With the company for nearly 15 years, Nolff has been at Byte the longest of the three. She’s been able to observe the evolution of the tech industry. “It’s changing — it’s definitely changing,” she said. “It used to be that designers and programmers were completely different animals. But now, people are more willing to work together to solve problems and create even better products.”
“Kids in school today are going to be working jobs that don’t exist,” said Drea Weiner. Weiner works for both the state and the region as a network director for MiSTEM, which is a state initiative to make Michigan a “world leader in STEM education.” She described herself as “the person who makes all the connections for people.” In the seven county region under her purview, she works to familiarize kids with the potential opportunities in STEM occupations.
She’s particularly excited to show girls that there’s no need to feel intimidated by jobs in tech.
“I always try to push the girls to look at what’s going on in society right now: ‘You’re a fantastic priority and you’re a minority. They’re going to want you beyond the fact that you’re a fantastic programmer!’” she said.
After the standardized Advanced Placement testing this spring, students will be participating in an app building competition that will be judged by community partners in tech. It is hoped that the competition will include a panel of local professionals in STEM who can answer any questions the students might have about pursuing it as a career. “I go to TC New Tech every month and there’s someone asking for programmers every month,” Weiner said.

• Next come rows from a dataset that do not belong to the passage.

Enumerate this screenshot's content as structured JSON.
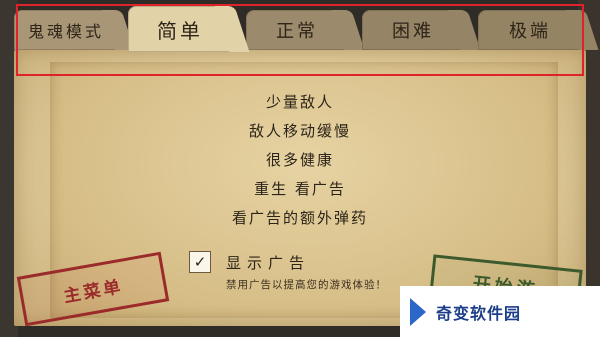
{
  "tabs": {
    "mode_label": "鬼魂模式",
    "items": [
      {
        "label": "简单",
        "selected": true
      },
      {
        "label": "正常",
        "selected": false
      },
      {
        "label": "困难",
        "selected": false
      },
      {
        "label": "极端",
        "selected": false
      }
    ]
  },
  "difficulty_features": [
    "少量敌人",
    "敌人移动缓慢",
    "很多健康",
    "重生 看广告",
    "看广告的额外弹药"
  ],
  "show_ads": {
    "checked": true,
    "label": "显示广告",
    "hint": "禁用广告以提高您的游戏体验！"
  },
  "buttons": {
    "main_menu": "主菜单",
    "start": "开始游"
  },
  "watermark": {
    "text": "奇变软件园"
  },
  "colors": {
    "highlight_border": "#e0222a",
    "selected_tab": "#e2d2a8",
    "main_menu_stamp": "#9b2a2a",
    "start_stamp": "#3c5a2c"
  }
}
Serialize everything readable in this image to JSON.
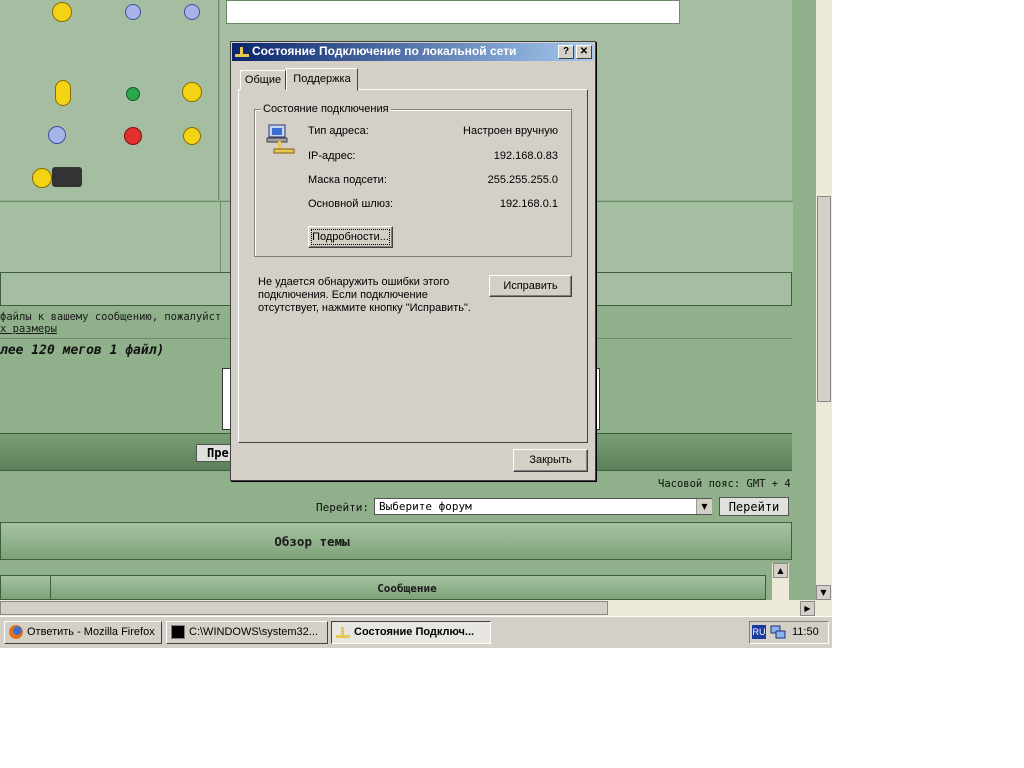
{
  "browser_page": {
    "attach_text": "файлы к вашему сообщению, пожалуйст",
    "attach_link": "х размеры",
    "size_text": "лее 120 мегов 1 файл)",
    "preview_button": "Пре",
    "timezone": "Часовой пояс: GMT + 4",
    "goto_label": "Перейти:",
    "goto_select_value": "Выберите форум",
    "goto_button": "Перейти",
    "topic_overview": "Обзор темы",
    "message_column": "Сообщение"
  },
  "dialog": {
    "title": "Состояние Подключение по локальной сети",
    "help_button": "?",
    "close_x": "✕",
    "tabs": [
      {
        "label": "Общие",
        "active": false
      },
      {
        "label": "Поддержка",
        "active": true
      }
    ],
    "group_title": "Состояние подключения",
    "fields": [
      {
        "label": "Тип адреса:",
        "value": "Настроен вручную"
      },
      {
        "label": "IP-адрес:",
        "value": "192.168.0.83"
      },
      {
        "label": "Маска подсети:",
        "value": "255.255.255.0"
      },
      {
        "label": "Основной шлюз:",
        "value": "192.168.0.1"
      }
    ],
    "details_button": "Подробности...",
    "repair_text": "Не удается обнаружить ошибки этого подключения. Если подключение отсутствует, нажмите кнопку \"Исправить\".",
    "repair_button": "Исправить",
    "close_button": "Закрыть"
  },
  "taskbar": {
    "tasks": [
      {
        "label": "Ответить - Mozilla Firefox",
        "icon": "firefox-icon",
        "active": false
      },
      {
        "label": "C:\\WINDOWS\\system32...",
        "icon": "console-icon",
        "active": false
      },
      {
        "label": "Состояние Подключ...",
        "icon": "network-icon",
        "active": true
      }
    ],
    "language": "RU",
    "clock": "11:50"
  },
  "colors": {
    "page_green": "#8fb08a",
    "title_bar_start": "#0a246a",
    "title_bar_end": "#a6caf0",
    "window_face": "#d4d0c8"
  }
}
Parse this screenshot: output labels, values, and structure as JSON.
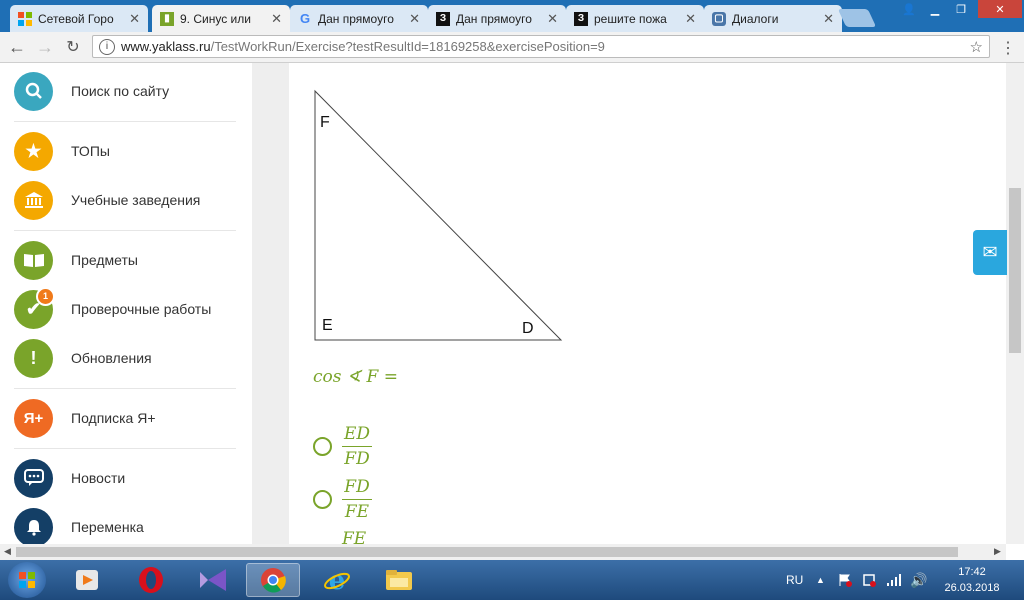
{
  "tabs": [
    {
      "title": "Сетевой Горо",
      "active": false
    },
    {
      "title": "9. Синус или",
      "active": true
    },
    {
      "title": "Дан прямоуго",
      "active": false
    },
    {
      "title": "Дан прямоуго",
      "active": false
    },
    {
      "title": "решите пожа",
      "active": false
    },
    {
      "title": "Диалоги",
      "active": false
    }
  ],
  "address": {
    "host": "www.yaklass.ru",
    "path": "/TestWorkRun/Exercise?testResultId=18169258&exercisePosition=9"
  },
  "sidebar": {
    "items": [
      {
        "label": "Поиск по сайту",
        "icon": "search-icon",
        "color": "#3aa7bf"
      },
      {
        "label": "ТОПы",
        "icon": "star-icon",
        "color": "#f4a800"
      },
      {
        "label": "Учебные заведения",
        "icon": "building-icon",
        "color": "#f4a800"
      },
      {
        "label": "Предметы",
        "icon": "book-icon",
        "color": "#7aa42a"
      },
      {
        "label": "Проверочные работы",
        "icon": "check-icon",
        "color": "#7aa42a",
        "badge": "1"
      },
      {
        "label": "Обновления",
        "icon": "exclamation-icon",
        "color": "#7aa42a"
      },
      {
        "label": "Подписка Я+",
        "icon": "ya-plus-icon",
        "color": "#ef6a23",
        "icon_text": "Я+"
      },
      {
        "label": "Новости",
        "icon": "chat-icon",
        "color": "#143f66"
      },
      {
        "label": "Переменка",
        "icon": "bell-icon",
        "color": "#143f66"
      }
    ]
  },
  "exercise": {
    "vertices": {
      "f": "F",
      "e": "E",
      "d": "D"
    },
    "question": "cos ∢ F =",
    "options": [
      {
        "num": "ED",
        "den": "FD"
      },
      {
        "num": "FD",
        "den": "FE"
      },
      {
        "num": "FE",
        "den": ""
      }
    ]
  },
  "taskbar": {
    "lang": "RU",
    "time": "17:42",
    "date": "26.03.2018"
  }
}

She’s adamant that the way to find skilled workers is to make them. “If you want the employees with these skills, then you’re going to have to articulate those needs to the schools,” she said.
“It’s challenging, fun, and rewarding,” said Jodie Wick of her position at Munson Healthcare.
In her role as system director of information systems, she is responsible for all of the applications implemented and support for the Munson Healthcare organization. It covers a wide range of programs and systems, such as electronic health records, corporate financial management, pharmacy operations, and patient registration among others.
Munson is currently in the process of transitioning to a single vendor for most of the patient care venues, and this transition is the IT department’s top priority. “This single platform offers so many benefits,” said Wick. “It will enable our caregivers to know as much as is feasibly possible about the patients they are treating.”
A practical application would be the simple coordination of care among Munson’s vast network of specialists and venues.
“In our Munson Healthcare system, women make up over 40 percent of the IT team, and the IT leadership roles are about half and half,” she said.
Wick is proud of these numbers — particularly since her department is one that’s historically been male-dominated. She believes that instilling confidence is key to encouraging girls and women to pursue careers in tech, and that more women in tech is an integral aspect to the growth of the tech community.
“The biggest opportunity to build a larger population of technology talent is with women,” she said.